MLB Notebook: Assessing the best landing spot for David Price; predicting Mookie’s haul

While the rest of Major League Baseball embarked on a mad spending spree at the recent Winter Meetings in San Diego, the Red Sox mainly worked around the edges.

In fact, their activity was limited to the final day of the meetings, when they made a Rule 5 draft selection and later added two depth pieces to the roster -- one in the infield, the other for the back of their rotation.

Then again, we knew from the outset that this was going to be a winter of (mostly) subtraction rather than addition as the Sox strive to cut payroll and get under the first luxury tax threshold.

Toward that end, the team will need to slash one significant salary from their roster. Having determined that it's better -- for now, at least -- to hold onto free-agent-to-be Mookie Betts rather than accept 50 cents on the dollar in return, the Sox seem likely to trade starter David Price instead.

That makes sense on several fronts. Unlike Betts, who is eligible to hit the market after next season, Price remains under control for three more seasons, giving an acquiring team plenty of time to recoup its investment.
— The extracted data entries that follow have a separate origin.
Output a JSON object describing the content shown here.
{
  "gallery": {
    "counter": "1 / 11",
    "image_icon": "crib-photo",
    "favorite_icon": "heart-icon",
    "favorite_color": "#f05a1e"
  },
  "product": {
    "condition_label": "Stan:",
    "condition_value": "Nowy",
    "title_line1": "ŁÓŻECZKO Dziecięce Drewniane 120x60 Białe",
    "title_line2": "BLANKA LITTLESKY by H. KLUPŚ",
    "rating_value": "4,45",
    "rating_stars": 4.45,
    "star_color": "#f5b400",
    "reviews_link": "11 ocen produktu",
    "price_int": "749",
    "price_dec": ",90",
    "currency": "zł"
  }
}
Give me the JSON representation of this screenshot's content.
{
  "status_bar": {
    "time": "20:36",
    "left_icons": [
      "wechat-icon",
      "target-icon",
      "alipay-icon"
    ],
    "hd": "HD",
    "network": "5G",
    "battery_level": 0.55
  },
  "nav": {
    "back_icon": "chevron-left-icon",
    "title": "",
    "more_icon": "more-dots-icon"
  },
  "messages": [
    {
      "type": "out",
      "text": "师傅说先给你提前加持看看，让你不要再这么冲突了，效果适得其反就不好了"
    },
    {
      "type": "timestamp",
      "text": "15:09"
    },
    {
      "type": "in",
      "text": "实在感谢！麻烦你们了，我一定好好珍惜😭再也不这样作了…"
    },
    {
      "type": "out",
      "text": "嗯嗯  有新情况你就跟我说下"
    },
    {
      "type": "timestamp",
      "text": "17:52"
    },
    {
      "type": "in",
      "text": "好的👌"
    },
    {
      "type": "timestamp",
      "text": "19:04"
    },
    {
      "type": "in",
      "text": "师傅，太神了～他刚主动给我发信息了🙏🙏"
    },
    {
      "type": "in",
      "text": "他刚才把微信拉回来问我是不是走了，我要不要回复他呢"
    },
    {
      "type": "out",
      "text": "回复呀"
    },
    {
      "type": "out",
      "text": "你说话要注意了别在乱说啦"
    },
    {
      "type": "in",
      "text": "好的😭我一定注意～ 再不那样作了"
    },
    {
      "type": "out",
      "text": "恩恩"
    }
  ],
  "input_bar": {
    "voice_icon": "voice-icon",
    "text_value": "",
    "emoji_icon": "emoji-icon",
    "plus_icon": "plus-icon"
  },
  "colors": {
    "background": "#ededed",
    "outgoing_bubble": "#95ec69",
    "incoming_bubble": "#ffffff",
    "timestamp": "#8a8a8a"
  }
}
Also, the financial explosion bestowed on high-end pitching (Stephen Strasburg, Gerrit Cole, Zack Wheeler) will undoubtedly trickle down to the next level of free-agent starters (Madison Bumgarner, Hyun-Jin Ryu, Dallas Keuchel) -- like Price, all lefthanded and all solid No. 2-type starters when healthy -- and make Price's remaining money ($96 million over three seasons) seem less outrageous.

Already, a number of teams have been identified as having expressed an interest in Price. Here's a look at the contenders, the likelihood of a fit and what the Sox might reasonably be able to command in return:

1. SAN DIEGO PADRES

The Padres desperately need a veteran starter to lead their rotation. They had hoped to entice Strasburg to return to his hometown, but weren't prepared to spend in excess of $200 million. San Diego would represent a soft landing spot for Price - big, pitcher-friendly ballpark with little pressure generated from the fan base and a small media corps.